The passage of the Medicare & CHIP Reauthorization Act (MACRA) of 2015 has formally defined the role that a new set of reimbursement models, known collectively by the Centers for Medicare & Medicaid Services (CMS) as Alternative Payment Models (APMs), will play in the upcoming decades in setting the terms for provider reimbursement.1 This set of models stands in contrast against the upcoming Merit-Based Incentive Payment System (MIPS) modifications to the traditional Fee-For-Service (FFS) reimbursement system that has been the cornerstone for CMS reimbursement for decades. Since fully qualifying APMs are not required to participate in upcoming competitive comparison of provider and organizational metrics (and subsequent positive or negative fee schedule adjustments) in a somewhat bell curve fashion like MIPS will, it is becoming increasingly prudent for many ‘at-risk for penalization’ practices to consider moving to these models in anticipation of the new changes. Despite the looming penalizations some will face under MIPS, it is worth reminding many that the goal of APMs is not to force MIPS-based provider competition for reallocated reimbursements.
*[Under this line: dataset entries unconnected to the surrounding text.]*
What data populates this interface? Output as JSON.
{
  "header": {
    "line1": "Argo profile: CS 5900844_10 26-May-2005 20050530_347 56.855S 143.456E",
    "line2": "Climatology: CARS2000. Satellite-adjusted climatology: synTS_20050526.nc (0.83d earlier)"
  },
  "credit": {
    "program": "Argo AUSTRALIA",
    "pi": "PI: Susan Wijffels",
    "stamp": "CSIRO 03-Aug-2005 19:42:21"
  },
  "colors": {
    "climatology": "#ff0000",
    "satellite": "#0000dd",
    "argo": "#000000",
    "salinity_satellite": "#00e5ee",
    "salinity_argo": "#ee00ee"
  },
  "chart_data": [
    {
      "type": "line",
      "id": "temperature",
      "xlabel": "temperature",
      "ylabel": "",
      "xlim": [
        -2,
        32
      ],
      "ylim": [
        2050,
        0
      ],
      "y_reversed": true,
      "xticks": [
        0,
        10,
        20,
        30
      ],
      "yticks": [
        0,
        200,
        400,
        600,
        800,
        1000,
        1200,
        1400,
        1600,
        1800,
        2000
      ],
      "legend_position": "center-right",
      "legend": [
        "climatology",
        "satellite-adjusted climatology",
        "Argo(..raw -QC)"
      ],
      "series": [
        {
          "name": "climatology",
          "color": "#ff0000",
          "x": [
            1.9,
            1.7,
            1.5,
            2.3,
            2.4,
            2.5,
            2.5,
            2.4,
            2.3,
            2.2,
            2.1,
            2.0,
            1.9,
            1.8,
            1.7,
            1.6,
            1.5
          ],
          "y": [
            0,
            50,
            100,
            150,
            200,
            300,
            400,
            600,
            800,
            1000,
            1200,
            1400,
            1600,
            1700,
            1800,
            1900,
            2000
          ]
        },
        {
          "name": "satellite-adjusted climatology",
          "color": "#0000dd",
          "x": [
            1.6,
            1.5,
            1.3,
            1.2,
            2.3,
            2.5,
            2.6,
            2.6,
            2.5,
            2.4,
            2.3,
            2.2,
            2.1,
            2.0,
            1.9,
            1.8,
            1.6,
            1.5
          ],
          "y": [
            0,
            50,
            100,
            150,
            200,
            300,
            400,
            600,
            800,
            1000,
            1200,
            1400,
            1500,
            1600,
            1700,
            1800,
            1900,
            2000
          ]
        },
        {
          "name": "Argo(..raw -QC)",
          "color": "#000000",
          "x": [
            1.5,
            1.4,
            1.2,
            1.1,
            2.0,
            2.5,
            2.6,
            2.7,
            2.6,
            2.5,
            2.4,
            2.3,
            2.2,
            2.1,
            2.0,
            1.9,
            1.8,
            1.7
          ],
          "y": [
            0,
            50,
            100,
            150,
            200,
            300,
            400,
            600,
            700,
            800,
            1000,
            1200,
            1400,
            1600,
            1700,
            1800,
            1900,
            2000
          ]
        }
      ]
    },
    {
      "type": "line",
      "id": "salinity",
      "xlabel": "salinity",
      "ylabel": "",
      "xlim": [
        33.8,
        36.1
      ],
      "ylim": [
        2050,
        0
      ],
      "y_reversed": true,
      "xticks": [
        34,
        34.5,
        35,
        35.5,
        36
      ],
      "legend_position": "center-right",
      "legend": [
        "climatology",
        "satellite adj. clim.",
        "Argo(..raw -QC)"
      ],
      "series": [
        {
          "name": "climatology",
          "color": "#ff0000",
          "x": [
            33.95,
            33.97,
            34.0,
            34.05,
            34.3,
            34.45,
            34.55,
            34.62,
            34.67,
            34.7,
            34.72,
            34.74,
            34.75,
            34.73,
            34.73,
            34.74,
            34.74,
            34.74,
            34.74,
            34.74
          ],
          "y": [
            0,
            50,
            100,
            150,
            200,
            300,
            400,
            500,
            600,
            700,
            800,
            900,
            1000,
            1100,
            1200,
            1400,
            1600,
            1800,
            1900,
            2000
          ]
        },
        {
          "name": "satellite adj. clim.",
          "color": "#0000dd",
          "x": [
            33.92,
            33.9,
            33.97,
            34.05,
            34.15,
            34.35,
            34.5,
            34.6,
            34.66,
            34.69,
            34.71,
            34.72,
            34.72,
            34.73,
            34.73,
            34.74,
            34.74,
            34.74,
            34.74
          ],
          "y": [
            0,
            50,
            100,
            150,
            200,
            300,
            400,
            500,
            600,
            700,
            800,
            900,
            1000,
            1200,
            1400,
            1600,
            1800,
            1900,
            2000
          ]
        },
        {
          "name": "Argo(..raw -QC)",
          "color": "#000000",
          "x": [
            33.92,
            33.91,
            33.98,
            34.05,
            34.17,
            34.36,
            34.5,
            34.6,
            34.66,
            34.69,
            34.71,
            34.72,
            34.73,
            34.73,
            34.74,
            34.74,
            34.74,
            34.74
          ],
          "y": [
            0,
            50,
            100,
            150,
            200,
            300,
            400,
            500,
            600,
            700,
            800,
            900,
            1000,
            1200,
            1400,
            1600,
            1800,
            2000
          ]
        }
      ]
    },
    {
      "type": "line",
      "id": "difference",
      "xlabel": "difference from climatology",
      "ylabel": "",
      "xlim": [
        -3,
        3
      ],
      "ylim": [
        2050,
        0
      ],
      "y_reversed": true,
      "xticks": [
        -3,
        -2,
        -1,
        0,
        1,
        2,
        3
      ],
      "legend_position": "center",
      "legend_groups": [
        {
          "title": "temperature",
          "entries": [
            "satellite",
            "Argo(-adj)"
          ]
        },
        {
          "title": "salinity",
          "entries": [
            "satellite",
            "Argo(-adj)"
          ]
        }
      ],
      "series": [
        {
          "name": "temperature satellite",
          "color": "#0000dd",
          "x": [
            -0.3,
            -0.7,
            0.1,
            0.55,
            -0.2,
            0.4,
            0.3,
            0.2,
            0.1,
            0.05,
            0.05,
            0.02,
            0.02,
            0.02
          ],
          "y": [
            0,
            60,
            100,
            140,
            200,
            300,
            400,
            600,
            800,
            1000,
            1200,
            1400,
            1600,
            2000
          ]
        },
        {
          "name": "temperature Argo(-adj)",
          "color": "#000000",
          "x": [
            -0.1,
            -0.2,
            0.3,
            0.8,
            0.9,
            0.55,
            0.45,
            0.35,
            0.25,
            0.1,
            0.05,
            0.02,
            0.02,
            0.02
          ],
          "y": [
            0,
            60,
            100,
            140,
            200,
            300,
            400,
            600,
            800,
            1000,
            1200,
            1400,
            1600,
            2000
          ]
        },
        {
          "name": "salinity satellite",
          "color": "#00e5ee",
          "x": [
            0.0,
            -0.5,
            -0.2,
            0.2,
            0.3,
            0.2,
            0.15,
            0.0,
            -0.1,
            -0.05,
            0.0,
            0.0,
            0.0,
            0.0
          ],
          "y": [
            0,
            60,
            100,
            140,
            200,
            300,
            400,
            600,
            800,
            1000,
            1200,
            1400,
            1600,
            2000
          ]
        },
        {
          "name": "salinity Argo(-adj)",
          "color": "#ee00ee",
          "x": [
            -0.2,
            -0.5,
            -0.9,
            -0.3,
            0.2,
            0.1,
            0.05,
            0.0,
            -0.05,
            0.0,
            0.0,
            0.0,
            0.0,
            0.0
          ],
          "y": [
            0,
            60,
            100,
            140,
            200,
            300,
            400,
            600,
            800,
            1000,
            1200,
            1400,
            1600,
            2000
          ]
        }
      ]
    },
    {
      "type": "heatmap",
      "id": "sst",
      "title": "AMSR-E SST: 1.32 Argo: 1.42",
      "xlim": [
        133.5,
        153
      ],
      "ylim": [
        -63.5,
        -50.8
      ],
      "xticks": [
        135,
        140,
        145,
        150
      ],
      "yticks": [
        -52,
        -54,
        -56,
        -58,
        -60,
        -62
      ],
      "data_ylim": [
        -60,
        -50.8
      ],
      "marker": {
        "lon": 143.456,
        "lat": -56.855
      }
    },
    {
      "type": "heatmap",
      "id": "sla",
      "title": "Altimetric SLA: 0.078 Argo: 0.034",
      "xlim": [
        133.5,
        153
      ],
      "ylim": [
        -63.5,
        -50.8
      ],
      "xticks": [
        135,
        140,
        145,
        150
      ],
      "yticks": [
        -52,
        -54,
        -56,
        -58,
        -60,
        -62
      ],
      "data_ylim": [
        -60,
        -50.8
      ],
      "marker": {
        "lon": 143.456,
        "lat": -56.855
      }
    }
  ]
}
The ‘Mysterious’ Structure of an APM
The technical definition of a fully qualifying APM, as defined in MACRA, is “a participant in the Comprehensive Primary Care (CPC) initiative through the Center for Medicare & Medicaid Innovation (CMMI), a model expanded under the CMMI which does not include Health Care Innovation Award recipients, a Medicare Shared Savings Program Accountable Care Organization (ACO), or is approved in a Medicare Health Care Quality Demonstration Program OR Medicare Acute Care Episode Demonstration Program.” Furthermore, an APM that is CMS approved must also track and meet “quality measures comparable to measures under MIPS (see below), use a certified Electronic Health Record (EHR), bear more than ‘nominal financial risk’ (presumptively far less than the CMS’s ‘substantial risk’ definition of 25% of revenues) OR is a medical home expanded under the CMMI, and has increasing percentage of payments linked to value through Medicare or all third party payer APMs (which can range in time to between 25-75% of all-payer reimbursements).”
This may all seem like incomprehensible jargon at first, but the fundamental common thread on further analysis is that any adoption of an alternative model (either a modified version of one that already is in wide spread use or a genuinely novel one) must be approved by CMS through a prior effective clinical demonstration of feasibility and must provide ongoing metric based performance evaluation of provider quality improvement. These performance criteria must then be gauged against a set of CMS quality standards that have been in place for quite some time under a variety of names and initiatives. These initiatives, mostly implied rather than listed by name in the legislation, include the Modified Stage 2 or 3 Meaningful Use Criteria of the EHR Incentive Program, the Physician Quality Reporting System (PQRS), and the Value Modifier (VM), which will all be consolidated under MIPS changes to the FFS reimbursement schedule in 2019. For all of the complicated phrasing of MACRA’s definitions, this is the underlying technical definition based on current and upcoming CMS initiatives.